Manaus - O Ministério Público Federal (MPF) iniciou uma ação civil pública contra 13 indivíduos acusados de fazer parte de um esquema de garimpo ilegal de ouro que atuou por aproximadamente três anos na Floresta Nacional do Urupadi, localizada no município de Maués, Amazonas. Essa área é conhecida como "Filão do Abacaxis" e as atividades ilegais resultaram em uma estimativa de extração de 71,1 kg de ouro, totalizando cerca de R$ 56 milhões.
Além da extração do ouro, o MPF aponta que os danos socioambientais causados pelo garimpo são significativos, com prejuízos calculados em aproximadamente R$ 210 milhões. As atividades ilegais também levaram ao desmatamento da floresta para a construção de estradas, pistas de pouso e acampamentos, impactando diretamente o ecossistema local.

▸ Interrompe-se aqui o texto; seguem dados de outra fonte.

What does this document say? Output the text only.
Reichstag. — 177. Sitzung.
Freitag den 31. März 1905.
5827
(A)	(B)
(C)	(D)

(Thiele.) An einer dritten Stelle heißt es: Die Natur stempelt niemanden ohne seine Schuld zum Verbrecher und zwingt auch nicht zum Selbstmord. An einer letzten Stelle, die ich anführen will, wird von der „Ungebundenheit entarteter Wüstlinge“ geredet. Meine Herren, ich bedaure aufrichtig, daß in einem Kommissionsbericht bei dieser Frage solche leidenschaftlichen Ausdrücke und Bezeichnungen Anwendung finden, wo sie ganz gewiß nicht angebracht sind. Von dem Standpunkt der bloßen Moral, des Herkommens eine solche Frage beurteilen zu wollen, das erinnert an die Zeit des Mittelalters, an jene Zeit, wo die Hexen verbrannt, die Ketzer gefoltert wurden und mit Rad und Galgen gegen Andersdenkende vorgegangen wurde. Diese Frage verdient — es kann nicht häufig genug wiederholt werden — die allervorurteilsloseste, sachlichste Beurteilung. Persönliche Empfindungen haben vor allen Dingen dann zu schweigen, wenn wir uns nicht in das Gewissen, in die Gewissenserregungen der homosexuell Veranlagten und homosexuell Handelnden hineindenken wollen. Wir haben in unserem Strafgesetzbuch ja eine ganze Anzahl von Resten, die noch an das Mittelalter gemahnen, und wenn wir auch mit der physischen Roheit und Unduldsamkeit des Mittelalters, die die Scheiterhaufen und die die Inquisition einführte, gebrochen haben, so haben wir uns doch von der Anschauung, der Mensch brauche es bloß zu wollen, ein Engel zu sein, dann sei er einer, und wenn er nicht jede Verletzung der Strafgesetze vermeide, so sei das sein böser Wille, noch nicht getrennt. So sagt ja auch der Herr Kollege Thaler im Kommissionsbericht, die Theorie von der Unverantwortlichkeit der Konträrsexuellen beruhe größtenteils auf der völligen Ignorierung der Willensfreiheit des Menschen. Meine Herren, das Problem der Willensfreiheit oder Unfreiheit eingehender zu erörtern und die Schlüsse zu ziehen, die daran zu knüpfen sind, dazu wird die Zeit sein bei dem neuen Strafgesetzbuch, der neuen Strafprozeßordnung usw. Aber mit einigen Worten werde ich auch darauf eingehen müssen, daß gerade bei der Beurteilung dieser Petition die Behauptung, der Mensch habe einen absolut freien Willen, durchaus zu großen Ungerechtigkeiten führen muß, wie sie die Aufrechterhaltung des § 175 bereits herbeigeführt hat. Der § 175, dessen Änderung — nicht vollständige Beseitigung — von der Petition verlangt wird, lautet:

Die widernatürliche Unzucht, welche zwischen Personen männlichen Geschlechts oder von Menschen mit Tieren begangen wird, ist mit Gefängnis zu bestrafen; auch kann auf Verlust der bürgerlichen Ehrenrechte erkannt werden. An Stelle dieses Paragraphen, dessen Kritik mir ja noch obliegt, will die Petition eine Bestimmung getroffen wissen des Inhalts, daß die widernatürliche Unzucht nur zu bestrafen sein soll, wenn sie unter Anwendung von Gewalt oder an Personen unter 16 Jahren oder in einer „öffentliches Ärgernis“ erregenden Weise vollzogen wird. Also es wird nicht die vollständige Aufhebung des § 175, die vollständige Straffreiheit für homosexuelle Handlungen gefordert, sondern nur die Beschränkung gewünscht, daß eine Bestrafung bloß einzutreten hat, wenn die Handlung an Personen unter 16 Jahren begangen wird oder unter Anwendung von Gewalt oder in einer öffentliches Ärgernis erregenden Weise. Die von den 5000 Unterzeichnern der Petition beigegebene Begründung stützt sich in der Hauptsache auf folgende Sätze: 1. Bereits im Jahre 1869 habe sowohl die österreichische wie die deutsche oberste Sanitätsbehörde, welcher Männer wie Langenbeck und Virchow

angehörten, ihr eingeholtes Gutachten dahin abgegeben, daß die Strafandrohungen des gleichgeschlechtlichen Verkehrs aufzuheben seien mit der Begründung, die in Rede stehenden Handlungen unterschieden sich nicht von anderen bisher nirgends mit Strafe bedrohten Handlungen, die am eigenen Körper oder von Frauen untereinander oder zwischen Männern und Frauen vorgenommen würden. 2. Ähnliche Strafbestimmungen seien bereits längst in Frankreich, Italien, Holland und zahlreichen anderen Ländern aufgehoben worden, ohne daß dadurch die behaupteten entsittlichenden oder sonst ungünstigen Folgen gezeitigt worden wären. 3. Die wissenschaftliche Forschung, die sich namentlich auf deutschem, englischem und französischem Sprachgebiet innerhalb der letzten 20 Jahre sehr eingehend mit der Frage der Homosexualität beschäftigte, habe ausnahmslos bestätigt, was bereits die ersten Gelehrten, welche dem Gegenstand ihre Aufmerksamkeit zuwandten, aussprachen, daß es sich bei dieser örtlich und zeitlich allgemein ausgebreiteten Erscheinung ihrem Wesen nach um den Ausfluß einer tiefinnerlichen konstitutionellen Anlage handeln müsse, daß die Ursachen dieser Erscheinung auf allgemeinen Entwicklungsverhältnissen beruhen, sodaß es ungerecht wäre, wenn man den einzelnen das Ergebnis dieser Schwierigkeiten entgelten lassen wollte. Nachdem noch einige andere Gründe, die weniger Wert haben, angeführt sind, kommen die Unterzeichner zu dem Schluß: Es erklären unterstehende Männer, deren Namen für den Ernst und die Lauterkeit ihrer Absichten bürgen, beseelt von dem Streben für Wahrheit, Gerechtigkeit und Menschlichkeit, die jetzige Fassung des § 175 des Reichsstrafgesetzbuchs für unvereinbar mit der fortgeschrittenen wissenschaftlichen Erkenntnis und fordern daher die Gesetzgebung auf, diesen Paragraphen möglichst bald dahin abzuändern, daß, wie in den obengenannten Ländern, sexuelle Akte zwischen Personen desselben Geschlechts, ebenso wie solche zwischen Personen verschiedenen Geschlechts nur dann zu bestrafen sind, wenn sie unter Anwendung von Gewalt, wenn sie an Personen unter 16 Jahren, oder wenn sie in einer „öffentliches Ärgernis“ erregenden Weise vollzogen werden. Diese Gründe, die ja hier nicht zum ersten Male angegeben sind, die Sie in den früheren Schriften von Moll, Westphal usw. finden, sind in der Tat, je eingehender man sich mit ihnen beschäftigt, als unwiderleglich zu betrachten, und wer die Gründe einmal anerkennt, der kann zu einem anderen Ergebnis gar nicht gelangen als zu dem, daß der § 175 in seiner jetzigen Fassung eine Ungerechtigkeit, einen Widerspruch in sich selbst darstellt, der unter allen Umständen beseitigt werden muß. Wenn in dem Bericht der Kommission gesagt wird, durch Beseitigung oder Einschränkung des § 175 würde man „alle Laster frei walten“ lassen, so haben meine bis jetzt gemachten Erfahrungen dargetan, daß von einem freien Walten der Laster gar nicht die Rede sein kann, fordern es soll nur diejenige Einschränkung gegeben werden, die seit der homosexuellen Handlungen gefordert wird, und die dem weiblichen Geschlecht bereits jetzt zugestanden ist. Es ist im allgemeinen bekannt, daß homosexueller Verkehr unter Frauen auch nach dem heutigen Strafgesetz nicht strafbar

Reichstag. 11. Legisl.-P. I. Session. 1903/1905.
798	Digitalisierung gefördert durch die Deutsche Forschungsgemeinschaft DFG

Para reparar esses danos, o MPF requer que os réus sejam condenados a pagar um total de R$ 1,567 bilhão em indenizações. Essa quantia inclui tanto a compensação pelos danos ambientais quanto pelos danos morais coletivos, levando em consideração a gravidade da degradação e a continuidade da exploração, mesmo com intervenções do poder público.
As investigações revelaram que a exploração ilegal do ouro ocorreu entre abril de 2023 e agosto de 2025, sem qualquer autorização da Agência Nacional de Mineração (ANM). O garimpo operava de forma organizada, utilizando grandes máquinas e substâncias tóxicas, como mercúrio e cianeto, o que resultou em impactos severos ao solo e aos recursos hídricos da bacia do rio Abacaxis, afluente do rio Amazonas.
A estrutura do acampamento dos garimpeiros incluía barracos, uma cantina, uma pista de pouso clandestina e vigilância armada. O laudo técnico indicou que aproximadamente 3,72 hectares de vegetação nativa foram devastados e que mais de 1 milhão de metros cúbicos de solo foram assoreados. O MPF também exige que os réus recuperem integralmente a área afetada, com um plano de recuperação que deve ser aprovado pelos órgãos ambientais competentes.